Hospital urges ATV riders
to stay safe and wear helmets
Caregivers with the Intermountain Sanpete Valley Hospital spent Labor Day weekend at local trail heads handing out free helmets to ATV riders who were riding without them.
The hospital donated about 150 helmets to unprotected ATV riders as part of a safety campaign that stresses, “Have a Head? Wear a Helmet.”
Hospital workers kindly stopped riders who were not wearing a helmet, no matter the age, and gave away the helmets right then free of charge.
The free helmets were dispersed at Skyline Drive ATV trailer parking lot on top of Fairview Canyon and the Yearns Pond ATV trail in Manti Canyon.
In 2018, about 31 percent of ATV accidents in Sanpete County were severely critical, and 68 percent of riders in those accidents were not wearing a helmet, according to Aaron Wood, Sanpete Valley Hospital administrator.
“Our primary goal in donating these ATV helmets is to reinforce how critical it is to wear a helmet,” he said. “No matter why you’re riding—work, family or recreation—you should be wearing a helmet at all times while on an ATV.”
Sanpete Valley Hospital and the Utah Division of Natural Recourses also offered two ATV safety courses this summer in Sanpete County to the public, free of charge, as part of the safety campaign.
According to Utah ATV Laws and Safety Regulations, every rider should be certified, and it is the law for children under 16 years old or without a driver’s license to be certified.
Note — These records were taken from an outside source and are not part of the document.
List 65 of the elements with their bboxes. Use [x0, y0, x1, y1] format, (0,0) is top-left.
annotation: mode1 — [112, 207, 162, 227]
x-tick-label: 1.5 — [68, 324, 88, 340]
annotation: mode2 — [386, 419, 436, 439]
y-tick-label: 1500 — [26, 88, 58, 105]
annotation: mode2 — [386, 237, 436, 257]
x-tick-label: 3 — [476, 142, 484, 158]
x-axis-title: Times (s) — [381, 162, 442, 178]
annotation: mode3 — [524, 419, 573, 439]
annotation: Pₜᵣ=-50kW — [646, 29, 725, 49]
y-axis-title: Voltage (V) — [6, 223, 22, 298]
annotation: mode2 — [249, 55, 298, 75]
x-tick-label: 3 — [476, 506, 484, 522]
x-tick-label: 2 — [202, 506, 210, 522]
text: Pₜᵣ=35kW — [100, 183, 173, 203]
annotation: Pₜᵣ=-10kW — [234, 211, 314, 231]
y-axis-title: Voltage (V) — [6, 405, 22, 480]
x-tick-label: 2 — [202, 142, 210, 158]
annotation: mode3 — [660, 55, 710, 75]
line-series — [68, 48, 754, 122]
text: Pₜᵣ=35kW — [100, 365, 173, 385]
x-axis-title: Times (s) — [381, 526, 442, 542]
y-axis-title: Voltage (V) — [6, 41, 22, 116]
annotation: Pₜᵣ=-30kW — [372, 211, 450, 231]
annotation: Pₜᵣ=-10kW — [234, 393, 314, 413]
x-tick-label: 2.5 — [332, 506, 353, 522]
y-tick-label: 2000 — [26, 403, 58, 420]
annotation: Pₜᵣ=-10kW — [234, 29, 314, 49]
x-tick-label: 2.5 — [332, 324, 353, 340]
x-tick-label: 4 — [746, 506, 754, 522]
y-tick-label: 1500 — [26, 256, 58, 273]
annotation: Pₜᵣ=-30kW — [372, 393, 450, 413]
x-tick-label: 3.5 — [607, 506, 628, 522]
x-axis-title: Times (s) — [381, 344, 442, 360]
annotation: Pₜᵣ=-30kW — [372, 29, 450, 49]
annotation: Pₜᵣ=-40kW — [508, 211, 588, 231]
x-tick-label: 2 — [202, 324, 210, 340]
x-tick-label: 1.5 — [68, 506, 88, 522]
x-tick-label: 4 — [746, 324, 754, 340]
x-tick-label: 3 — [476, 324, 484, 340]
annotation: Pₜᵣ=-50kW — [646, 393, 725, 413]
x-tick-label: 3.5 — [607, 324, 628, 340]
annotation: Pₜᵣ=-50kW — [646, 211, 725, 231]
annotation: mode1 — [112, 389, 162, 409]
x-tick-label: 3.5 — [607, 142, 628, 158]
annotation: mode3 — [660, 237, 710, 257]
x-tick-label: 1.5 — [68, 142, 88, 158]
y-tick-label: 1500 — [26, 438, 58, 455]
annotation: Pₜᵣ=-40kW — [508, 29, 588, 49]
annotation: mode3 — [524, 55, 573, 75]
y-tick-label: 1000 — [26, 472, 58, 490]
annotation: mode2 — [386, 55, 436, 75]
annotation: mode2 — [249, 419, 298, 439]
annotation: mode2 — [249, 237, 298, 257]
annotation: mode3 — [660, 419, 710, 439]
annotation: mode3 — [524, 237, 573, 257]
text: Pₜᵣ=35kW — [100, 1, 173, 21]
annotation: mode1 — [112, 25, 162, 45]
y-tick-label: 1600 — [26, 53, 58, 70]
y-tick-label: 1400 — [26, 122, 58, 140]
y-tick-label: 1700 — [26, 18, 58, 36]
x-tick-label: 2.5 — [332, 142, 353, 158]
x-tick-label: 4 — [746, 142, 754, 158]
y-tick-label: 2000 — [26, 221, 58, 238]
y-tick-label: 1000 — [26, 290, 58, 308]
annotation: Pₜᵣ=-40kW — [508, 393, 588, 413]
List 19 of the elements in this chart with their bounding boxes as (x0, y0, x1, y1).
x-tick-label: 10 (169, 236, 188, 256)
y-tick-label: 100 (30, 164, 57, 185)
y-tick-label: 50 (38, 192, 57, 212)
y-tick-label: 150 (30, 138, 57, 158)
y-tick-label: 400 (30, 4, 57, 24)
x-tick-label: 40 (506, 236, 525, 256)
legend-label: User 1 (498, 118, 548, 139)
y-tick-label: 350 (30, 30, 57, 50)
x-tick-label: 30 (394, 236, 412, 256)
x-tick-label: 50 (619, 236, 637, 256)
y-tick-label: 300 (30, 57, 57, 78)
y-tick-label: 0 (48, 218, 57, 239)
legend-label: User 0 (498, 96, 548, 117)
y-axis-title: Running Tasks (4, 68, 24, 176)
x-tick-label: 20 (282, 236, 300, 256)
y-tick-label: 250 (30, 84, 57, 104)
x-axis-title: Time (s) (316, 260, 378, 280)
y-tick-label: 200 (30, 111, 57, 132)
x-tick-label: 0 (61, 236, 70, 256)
At the end of each course, Sanpete Valley Hospital gave each child that participated in the course a free ATV helmet.
“My goal with this campaign is to teach kids how to appropriately ride ATVs and be safe; along with reminding all riders to wear a helmet,” said Trina Johnson, hospital trauma coordinator.
“We want to thank the Division of Natural Recourses for their donation of time to our community and encourage everyone to be safe by not riding beyond your skill level, and make sure that the right amount of riders, as well as age and size for the vehicle, are being observed,” she said.